Innovation is the way of the future.
Montezuma-Cortez High School teachers Mandi Norris and Sharon Englehart would agree with that statement.
Norris, a new 10th and 12th grade English teacher, and Englehart, a veteran photography, Native Hands/Native Voices, and sculpture/ceramics teacher, both use innovative methods in their classrooms.
Englehart believes so strongly in the methodology that she founded her own class six years ago: Native Hands/Native Voices. Specifically, the class helps Native American students who are struggling with reading and writing by using art as a doorway to other fields of learning., including Ute and Navajo history, poetry, storytelling, and traditional arts and crafts.
Native American students tend to be visual learners, Englehart explained. The first thing she has them do is draw a sketch of their hand and then name their ancestors on each finger until the hand is complete. “It gives kids a chance to expand their cultural identity and hopefully increase their basic skills too,” she said.
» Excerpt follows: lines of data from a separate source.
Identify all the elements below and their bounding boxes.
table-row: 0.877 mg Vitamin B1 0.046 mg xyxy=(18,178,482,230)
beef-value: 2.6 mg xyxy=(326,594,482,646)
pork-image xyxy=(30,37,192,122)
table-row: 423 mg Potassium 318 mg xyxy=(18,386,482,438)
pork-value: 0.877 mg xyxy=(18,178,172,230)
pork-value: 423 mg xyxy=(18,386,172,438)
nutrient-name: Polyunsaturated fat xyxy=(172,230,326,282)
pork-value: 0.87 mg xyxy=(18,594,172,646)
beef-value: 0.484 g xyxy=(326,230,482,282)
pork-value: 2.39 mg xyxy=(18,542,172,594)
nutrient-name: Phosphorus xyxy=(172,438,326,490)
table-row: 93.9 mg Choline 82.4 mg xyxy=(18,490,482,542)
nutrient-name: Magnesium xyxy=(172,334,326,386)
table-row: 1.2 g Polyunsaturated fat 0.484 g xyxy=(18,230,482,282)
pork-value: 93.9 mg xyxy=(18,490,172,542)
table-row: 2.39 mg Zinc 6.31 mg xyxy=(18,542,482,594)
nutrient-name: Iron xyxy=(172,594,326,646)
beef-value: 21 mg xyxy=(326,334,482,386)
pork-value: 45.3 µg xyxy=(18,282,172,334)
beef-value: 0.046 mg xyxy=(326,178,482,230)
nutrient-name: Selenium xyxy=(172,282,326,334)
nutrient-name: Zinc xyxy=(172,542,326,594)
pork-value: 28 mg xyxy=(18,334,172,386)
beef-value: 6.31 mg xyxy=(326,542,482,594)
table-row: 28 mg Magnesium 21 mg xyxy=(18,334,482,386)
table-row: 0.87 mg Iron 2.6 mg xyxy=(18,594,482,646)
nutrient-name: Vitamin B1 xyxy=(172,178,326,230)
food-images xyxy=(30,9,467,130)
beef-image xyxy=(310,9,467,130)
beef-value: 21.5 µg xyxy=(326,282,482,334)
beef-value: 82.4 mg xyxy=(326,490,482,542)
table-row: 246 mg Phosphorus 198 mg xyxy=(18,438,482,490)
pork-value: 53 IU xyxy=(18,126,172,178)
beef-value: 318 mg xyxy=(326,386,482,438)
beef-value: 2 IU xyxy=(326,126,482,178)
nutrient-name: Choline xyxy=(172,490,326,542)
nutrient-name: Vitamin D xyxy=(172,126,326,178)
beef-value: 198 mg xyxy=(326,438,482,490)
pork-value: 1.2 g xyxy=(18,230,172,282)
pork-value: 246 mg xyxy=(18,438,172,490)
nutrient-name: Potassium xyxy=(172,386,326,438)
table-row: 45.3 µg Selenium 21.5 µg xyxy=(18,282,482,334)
“We get (Native American) kids from the reservation and some town kids.” She explained that they deal with historical and contemporary issues.
“I really have to take time to learn as much about them as possible because that provides (them) a safe environment to be able to grow and learn.”
Englehart will use a traditional lecture format about 30 percent of the time, particularly when introducing new material.
She incorporates a darkroom into her photography classes, along with Adobe PhotoShop.
“Using a darkroom is the best way to learn structure and tonal value and composition,” she said. “It’s great to be able to turn right around and apply it in PhotoShop.”
Norris, who moved to Colorado recently from Lynchburg, Va., has one year of teaching under her belt.
She uses technology, blogs, flip videos, Powerpoint and other tools to keep her students’ interest.
“Last year (at Staunton River Middle School) my students learned more and retained more from doing something,” she said. “I may lecture for 5 to 10 minutes. I (then) break them off into small groups. They’re learning, They’re actively engaged. They play games.”
Norris will have her students find verbs in a newspaper, for example. She will ask students to name their favorite song, and tell what it means to them as a way of teaching them about themes.
Nearly 75 percent of the students at the rural school where she previously taught lived in poverty, Norris said. She also did her student teaching in Heights High School in Wichita, Kan., a “very large school in a rough part of town.” She believes these served as good preparation for Montezuma Cortez High School.
WHAT HAVE YOU LEARNED?
Englehart is entering her 30th year teaching locally. She has learned that “teaching is the best profession on earth because it has remained a challenge. It’s fun. Students are our greatest asset. They are our potential as a society.”
Norris, a Kansas State graduate, has learned that working with parents is a great help. Students “can really pick up on who cares and who doesn’t,” she said.
Norris has high expectations for her students. She expects them to give 100 percent and know why they are doing it.
“They will meet me where I want them to meet me,” she said, noting her students had a 94 percent pass rate on the state test last year.
One doesn’t become CEO of a company without learning how to spell and speak correctly, she said.
LOOKING FORWARD
Norris is excited about teaching high school after one year at a middle school. She will also coach “C” level volleyball, and expects the community to support the students and the school.
Englehart is a fifth-generation teacher. Her great-great grandmother taught Bible and traditional school subjects in a one-room schoolhouse in Missouri. Her mother’s family settled in Arriola in the 1930s. Her dad was an art professor at Fort Lewis College in Durango for 32 years.
“I don’t have any interest in retiring,” she said.